T-Shirts -- At the Broadway Cabaret (formerly Waaay Off Broadway), 55 K Street SE, through July 27.
Robert Patrick's "T-Shirts" is a clever, biting one-act play about life and love and homosexuality. This is no grin-and-giggle comedy about mindless gay sex machines who hop into bed at the drop of a hankie. And neither is it a heterosexual homily about monogamy or fidelity.

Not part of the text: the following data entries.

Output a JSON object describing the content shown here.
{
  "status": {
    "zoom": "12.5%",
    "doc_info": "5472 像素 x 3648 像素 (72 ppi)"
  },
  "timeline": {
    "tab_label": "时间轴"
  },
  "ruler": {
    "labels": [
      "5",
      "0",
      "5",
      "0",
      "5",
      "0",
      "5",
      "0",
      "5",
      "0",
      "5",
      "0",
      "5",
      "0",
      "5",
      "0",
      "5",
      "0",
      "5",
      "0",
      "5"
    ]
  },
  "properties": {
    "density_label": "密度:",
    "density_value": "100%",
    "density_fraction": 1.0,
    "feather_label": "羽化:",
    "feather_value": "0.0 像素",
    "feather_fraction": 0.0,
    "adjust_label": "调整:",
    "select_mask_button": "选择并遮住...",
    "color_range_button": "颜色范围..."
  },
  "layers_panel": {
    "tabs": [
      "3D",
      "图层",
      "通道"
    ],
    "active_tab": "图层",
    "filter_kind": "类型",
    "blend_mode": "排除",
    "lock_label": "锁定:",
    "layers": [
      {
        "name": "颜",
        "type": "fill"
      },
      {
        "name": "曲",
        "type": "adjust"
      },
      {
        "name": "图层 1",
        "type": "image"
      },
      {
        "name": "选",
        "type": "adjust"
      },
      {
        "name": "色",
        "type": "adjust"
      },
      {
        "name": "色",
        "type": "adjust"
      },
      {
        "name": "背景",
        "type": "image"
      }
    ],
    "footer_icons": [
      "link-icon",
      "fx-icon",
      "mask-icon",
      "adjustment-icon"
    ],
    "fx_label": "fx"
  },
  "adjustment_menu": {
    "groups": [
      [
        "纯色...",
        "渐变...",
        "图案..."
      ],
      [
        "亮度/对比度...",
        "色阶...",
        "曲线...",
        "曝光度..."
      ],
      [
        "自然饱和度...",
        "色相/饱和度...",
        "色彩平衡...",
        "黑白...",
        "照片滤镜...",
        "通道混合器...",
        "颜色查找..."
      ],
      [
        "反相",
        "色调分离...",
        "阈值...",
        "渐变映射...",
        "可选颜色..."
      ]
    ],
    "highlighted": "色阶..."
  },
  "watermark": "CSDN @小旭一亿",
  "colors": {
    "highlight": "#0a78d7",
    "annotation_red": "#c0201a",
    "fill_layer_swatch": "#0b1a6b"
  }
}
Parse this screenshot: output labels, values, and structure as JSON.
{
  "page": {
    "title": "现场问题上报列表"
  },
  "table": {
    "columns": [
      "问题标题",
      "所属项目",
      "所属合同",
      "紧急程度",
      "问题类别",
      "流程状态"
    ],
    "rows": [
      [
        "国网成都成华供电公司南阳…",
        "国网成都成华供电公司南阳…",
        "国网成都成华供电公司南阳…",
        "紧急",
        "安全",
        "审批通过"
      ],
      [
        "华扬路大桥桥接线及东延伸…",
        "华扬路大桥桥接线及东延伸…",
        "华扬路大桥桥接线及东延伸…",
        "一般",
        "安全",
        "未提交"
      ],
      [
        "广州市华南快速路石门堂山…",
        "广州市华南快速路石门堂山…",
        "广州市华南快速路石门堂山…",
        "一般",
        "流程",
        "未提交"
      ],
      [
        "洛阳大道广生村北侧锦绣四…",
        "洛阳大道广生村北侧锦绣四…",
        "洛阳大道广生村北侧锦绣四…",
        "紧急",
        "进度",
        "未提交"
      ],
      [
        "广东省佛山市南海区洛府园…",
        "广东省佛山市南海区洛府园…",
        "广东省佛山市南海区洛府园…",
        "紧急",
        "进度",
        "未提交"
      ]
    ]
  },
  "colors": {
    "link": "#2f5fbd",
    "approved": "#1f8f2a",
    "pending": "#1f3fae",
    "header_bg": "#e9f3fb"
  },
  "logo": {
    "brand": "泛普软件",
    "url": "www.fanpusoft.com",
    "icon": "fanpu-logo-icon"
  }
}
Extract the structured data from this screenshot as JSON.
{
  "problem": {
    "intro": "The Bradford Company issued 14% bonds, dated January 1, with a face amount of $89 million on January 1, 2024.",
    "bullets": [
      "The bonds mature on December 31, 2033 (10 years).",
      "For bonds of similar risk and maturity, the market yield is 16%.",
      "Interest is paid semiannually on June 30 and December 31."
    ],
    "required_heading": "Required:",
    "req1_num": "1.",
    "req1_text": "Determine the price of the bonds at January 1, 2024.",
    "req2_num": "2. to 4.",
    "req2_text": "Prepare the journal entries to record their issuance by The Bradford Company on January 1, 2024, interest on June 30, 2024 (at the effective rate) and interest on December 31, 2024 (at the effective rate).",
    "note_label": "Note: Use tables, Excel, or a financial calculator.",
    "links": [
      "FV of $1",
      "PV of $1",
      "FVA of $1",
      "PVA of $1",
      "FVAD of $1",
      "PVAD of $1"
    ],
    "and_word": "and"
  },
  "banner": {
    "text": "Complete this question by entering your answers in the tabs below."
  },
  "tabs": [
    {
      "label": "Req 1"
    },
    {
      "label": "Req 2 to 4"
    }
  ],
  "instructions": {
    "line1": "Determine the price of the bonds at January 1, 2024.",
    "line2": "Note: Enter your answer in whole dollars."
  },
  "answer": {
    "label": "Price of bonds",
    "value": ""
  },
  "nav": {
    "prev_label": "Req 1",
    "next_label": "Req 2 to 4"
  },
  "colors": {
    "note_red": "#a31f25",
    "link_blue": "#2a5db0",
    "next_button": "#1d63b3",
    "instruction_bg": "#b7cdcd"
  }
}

Three gay men with differing perspectives are drinking and talking one rainy autumn evening in a Greenwich Village walk-up. Marvin is a homely, middle-aged playwright whose minor works have been well received. He shares his apartment with Kink, a bronzed and handsome 35-year-old upholsterer. They've been joined by Tom, the 20-year-old friend of a neighbor who's come in to wait out the rain.
Loosened up by a few hits of whiskey, Marvin bitterly explains to Tom that fame is fine but it won't be the answer to his prayers: "In spite of what you heard, being successful doesn't make a person attractive."
Tom, naively: "If you've got looks, you don't need anything else."
Kink, symbolically changing one sexy T-shirt for another: "Gay life is okay if you're pretty, rich -- or inhuman."
While "T-Shirts" is a decidedly gay play, the question it raises knows no sexual preference: Have we all lost our feelings of love and affection in an unending search for youth and beauty?
Jack Wrangler (Kink) and Dale Merchant (Tom) created their roles during the original New York run and handle their parts with both wit and assurance. tBut it is Don Vafiades as the punning, funning Marvin who makes it work; a Washington actor hired just a week ago, Vafiades is splendid.